Doubts regarding stratified k-fold cross validation

I am trying to perform stratified k-fold cross-validation on a multi-class image classification problem(4 classes) but I have some doubts regarding it.

According to my understanding, we train every fold for a certain number of epochs and then calculate the performance on each fold and average it down and term it as average metric(accuracy or the choice of metric).
I have a doubt that -
1)Do we reset the weights of the model, learning rate, optimiser state for every fold?
2)if Yes(which I highly doubt), then how it is different from a normal hold out method, this is just training the model in different kinds of distribution and as weights are not saved anywhere so this is basically starting from the start for every fold
3)If No, then how to use the same weights, learning rate, optimiser state in each fold?
According to my understanding, learning rate and optimiser state should be changed for every fold while the weights should be continued from the previous folds.
Below is my code, which is using the default first-time weight initialisation of the pre-trained model but the learning rate is being copied from the previous fold which I am unable to understand why? I am assuming, the optimiser is following the same path too as the learning rate.

batch_size = 512
df_train, df_test, splits = cross_validation_train_test(csv_file=file.csv, stratify_colname='labels') # noqa
for fold in range(5):
    print("Fold: ", fold)
    partition, labels = kfold(df_train, df_test, splits, fold, stratify_columns='labels') # noqa
    training_set = Dataset(partition['train_set'], labels, root_dir=root_dir, train_transform=True) # noqa
    validation_set = Dataset(partition['val_set'],labels,root_dir=root_dir,valid_transform=True) # noqa
    test_set = Dataset(partition['test_set'], labels, root_dir=root_dir,test_transform = None)
    train_loader =, shuffle=True, pin_memory=True, num_workers=0, batch_size=batch_size) # noqa
    val_loader =, shuffle=True, pin_memory=True, num_workers=0, batch_size=batch_size)
    test_loader =, shuffle =True, pin_memory=True, num_workers=0, batch_size=batch_size) # noqa
    data_transfer = {'train': train_loader,
                     'valid': val_loader,
                     'test': test_loader
    train_model(model=model_transfer, loader = data_transfer, optimizer = optimizer, criterion = criterion_transfer,scheduler=scheduler, n_epochs = 50) # noqa
  1. Yes, you are resetting the hyperparameters and are training a new model in each iteration.

  2. k-fold CV gives you a better “unbiased” estimate of the generalization performance of your model.

@rasbt explains this techniques here and also compares it to other hold-out methods.

Often you would use k-fold CV if your dataset is small and your overall training might thus finish quickly.
I haven’t seen this technique used for a DL model on e.g.

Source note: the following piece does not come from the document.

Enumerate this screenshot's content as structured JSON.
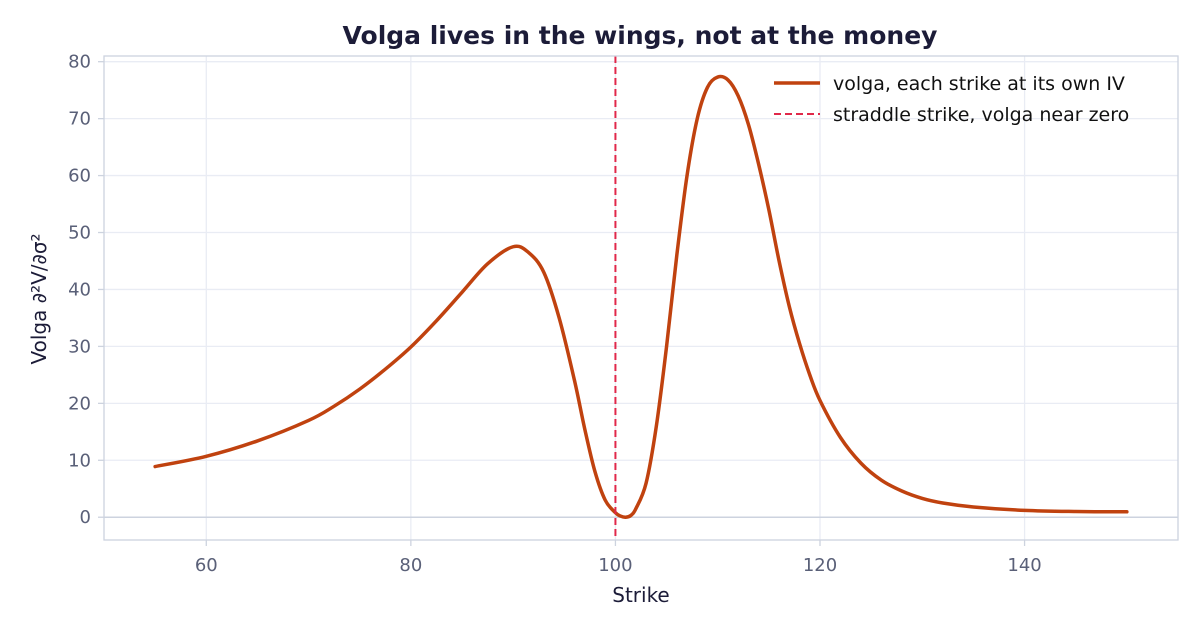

ImageNet and don’t know if you would benefit much, since this dataset is already large.

1 Like

Should not the weights of model be re-initialized after each fold ? Also, does not it require creating a new instance of optimizer for each fold since it uses model.parameters ?

Yes, I think the parameters should be reset in each fold (which I named iteration in my previous post).
If you are resetting the parameters inplace, you might not need to create a new optimizer.
However, you could also make sure to avoid potential issues by just creating a new one.

1 Like

Thank you for the answer. There was not an explicit function call like model_transfer.reset_parameters() to reset parameters of the model in the first example, how is it done ?

.reset_parameters() is an nn.Module method and you could call it on all registered submodules.

Sorry, but why do we tune hyperparameters for each fold? If I’m not misunderstanding, the typical goal of cross-validation is to select the best model hyperparameters (according to the val set average performance) and examine model generalizability. Tuning hyperparams in each fold essentially undermines this and makes the model selection (i.e. measurement of model generalizability) invalid.

In fact, I think the best practice is to keep a holdout set, and then do cross-validation (only split to train and val) on the remaining set for hyperparameter tuning, before combining all remaining data to re-train a final model based on the selected hyperparameters. Happy to discuss more.

To summarize, No, I think for the sake of model selection, one should NOT change hyperparams (incl. learning rate, batch size, weight decay, etc.) across fold. However, the weights should be tuned separately for each fold, and I agree with the latter post on parameter reset by ptrblck.

Yes, I think you are right and my posts weren’t clear enough.
My understanding is one should reset the “training” in each fold, i.e. the model’s parameters, optimizer states, etc. and make sure to train a new model in each fold. The other “hyperparameters” such as learning rate, weight decay etc. should not be changed in each fold.